Voyez comment l'héritage de mai 68 a introduit le cynisme dans la société et dans la politique.
Voyez comment le culte de l'argent roi, du profit à court terme, de la spéculation, comment les dérives du capitalisme financier ont été portés par les valeurs de mai 68. Voyez comment la contestation de tous les repères éthiques, de toutes les valeurs morales a contribué à affaiblir la morale du capitalisme, comment elle a préparé le terrain au capitalisme sans scrupule et sans éthique des parachutes en or, des retraites chapeaux et des patrons voyous, comment elle a préparé le triomphe du prédateur sur l’entrepreneur, du spéculateur sur le travailleur.

 

De pire en pire. Comment peut-on laisser un candidat à la présidentielle balancer des mensonges pareils ? Le culte de l'argent roi, du profit à court terme, les dérives du capitalisme sont la cause de mai 68 ? Le capitalisme, c'était mieux avant, c'était plus moral ?

Les ouvriers exploités et traités comme du bétail dans l'Europe du XIXème siècle, c'est la faute de mai 68 ?

Les industriels américains qui ont investi dans l'allemagne nazie des années 30-40, c'est la faute de mai 68 ?

L'importation américaine d'esclaves africains aux XVIIIème et XIXème siècles, c'est la faute de mai 68 ?  

Germinal, Zola l'a écrit après mai 68 ?

Quel incroyable exercice de révisionnisme historique. Le culte de l'argent roi, les dérives capitalistes, les industriels n'ont pas attendu mai 68 pour s'y vautrer. L'homme est ce qu'il est, il n'a nul besoin de tel ou tel socle idéologique pour exploiter d'autres hommes, abuser de son pouvoir et faire preuve de cynisme.     

 

Voyez-la, écoutez-la cette gauche héritière de mai 68 qui est dans la politique, dans les médias, dans l'administration, dans l'économie, cette gauche qui a pris goût au pouvoir, aux privilèges, cette gauche qui n'aime pas la nation parce qu'elle ne veut plus rien partager.

 

Cette gauche dans les médias ? Dans le plus puissant des médias français, TF1, j'ai du mal à cerner où est la gauche. Par contre, la droite, c'est facile, suffit de regarder les "people" présents à son meeting. Et s'il y avait une véritable gauche dans les médias, elle ne laisserait pas passer un discours aussi scandaleux et populiste.
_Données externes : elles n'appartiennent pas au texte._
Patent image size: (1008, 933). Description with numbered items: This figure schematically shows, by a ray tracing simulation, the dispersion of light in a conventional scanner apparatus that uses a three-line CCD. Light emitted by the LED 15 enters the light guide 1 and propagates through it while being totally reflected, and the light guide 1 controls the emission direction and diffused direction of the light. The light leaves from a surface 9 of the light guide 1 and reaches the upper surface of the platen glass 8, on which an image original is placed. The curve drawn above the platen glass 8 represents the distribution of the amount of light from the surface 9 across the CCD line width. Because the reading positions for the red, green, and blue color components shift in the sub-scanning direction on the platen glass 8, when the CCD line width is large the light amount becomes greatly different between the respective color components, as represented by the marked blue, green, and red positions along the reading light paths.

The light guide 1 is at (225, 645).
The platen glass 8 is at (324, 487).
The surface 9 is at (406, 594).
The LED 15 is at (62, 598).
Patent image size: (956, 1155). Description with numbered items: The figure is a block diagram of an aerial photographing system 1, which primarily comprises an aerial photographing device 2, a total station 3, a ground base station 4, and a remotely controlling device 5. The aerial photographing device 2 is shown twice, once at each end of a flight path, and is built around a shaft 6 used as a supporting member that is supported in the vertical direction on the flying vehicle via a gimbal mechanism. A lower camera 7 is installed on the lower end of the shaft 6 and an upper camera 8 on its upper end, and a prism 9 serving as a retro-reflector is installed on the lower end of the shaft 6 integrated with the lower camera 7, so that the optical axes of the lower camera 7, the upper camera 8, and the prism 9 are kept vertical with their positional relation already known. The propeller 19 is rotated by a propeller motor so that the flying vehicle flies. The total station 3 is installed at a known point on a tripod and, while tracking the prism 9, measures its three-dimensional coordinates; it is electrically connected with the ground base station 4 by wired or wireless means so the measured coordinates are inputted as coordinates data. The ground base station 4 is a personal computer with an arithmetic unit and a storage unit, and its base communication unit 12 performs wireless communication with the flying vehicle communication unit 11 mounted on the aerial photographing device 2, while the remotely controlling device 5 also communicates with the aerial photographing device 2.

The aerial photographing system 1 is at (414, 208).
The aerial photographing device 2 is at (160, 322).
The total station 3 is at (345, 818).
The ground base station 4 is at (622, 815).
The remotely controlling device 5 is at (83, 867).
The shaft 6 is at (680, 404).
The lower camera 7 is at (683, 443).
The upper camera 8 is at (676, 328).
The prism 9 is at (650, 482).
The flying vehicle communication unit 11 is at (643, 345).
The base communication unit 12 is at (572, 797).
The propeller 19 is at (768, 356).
Elle trainerait Sarkozy plus bas que terre. Je ne me sens pas particulièrement de gauche, je ne crois pas aux beaux discours socialistes et à ceux de l'extrême-gauche, je n'ai aucune sympathie pour Royal... mais là, je ne peux qu'être effaré de lire de tels propos de la part d'un candidat à la présidence. Donc, si même moi, je trouve ça inadmissible, j'imagine que tous ces "médias de gauche" ne le laisseront pas passer. Tous ces médias soit disant de gauche, qui en ont fait des tonnes sur la "bravitude" de Royal, qui ont jugé de son incompétence à la suite de ce terme anecdotique et d'une bête histoire de sous-marins (question à laquelle Sarkozy n'a pas su donner la bonne réponse non plus...), tous ces médias de gauche, s'ils le sont vraiment, vont se ruer sur ce texte, autrement plus consternant que les "bourdes" de Royal, pour démolir Sarkozy. A moins qu'ils soient aux ordres, ce qui est impensable dans une démocratie moderne, non ?

Si vous voulez en lire plus (faut être un peu maso...), rendez-vous sur le blog de Guy Birenbaum. 

Désolé pour ce nouvel article où je ne parle pas de musique... mais quand je tombe sur un truc pareil, ça me fout en l'air et j'ai un peu de mal à écrire sur tel ou tel album, aussi bon soit-il... Mais cet article a aussi sa place ici. Car, en France, l'ennemi - le vrai - de l'art, de la musique, de la culture, c'est bien TF1... donc, Sarkozy... sans même parler de la Star Academy, symbole de la nullité culturelle moderne, que l'on doit à TF1 et Pascal Nègre (qui est bien entendu lui aussi dans le comité de soutien de Sarkozy).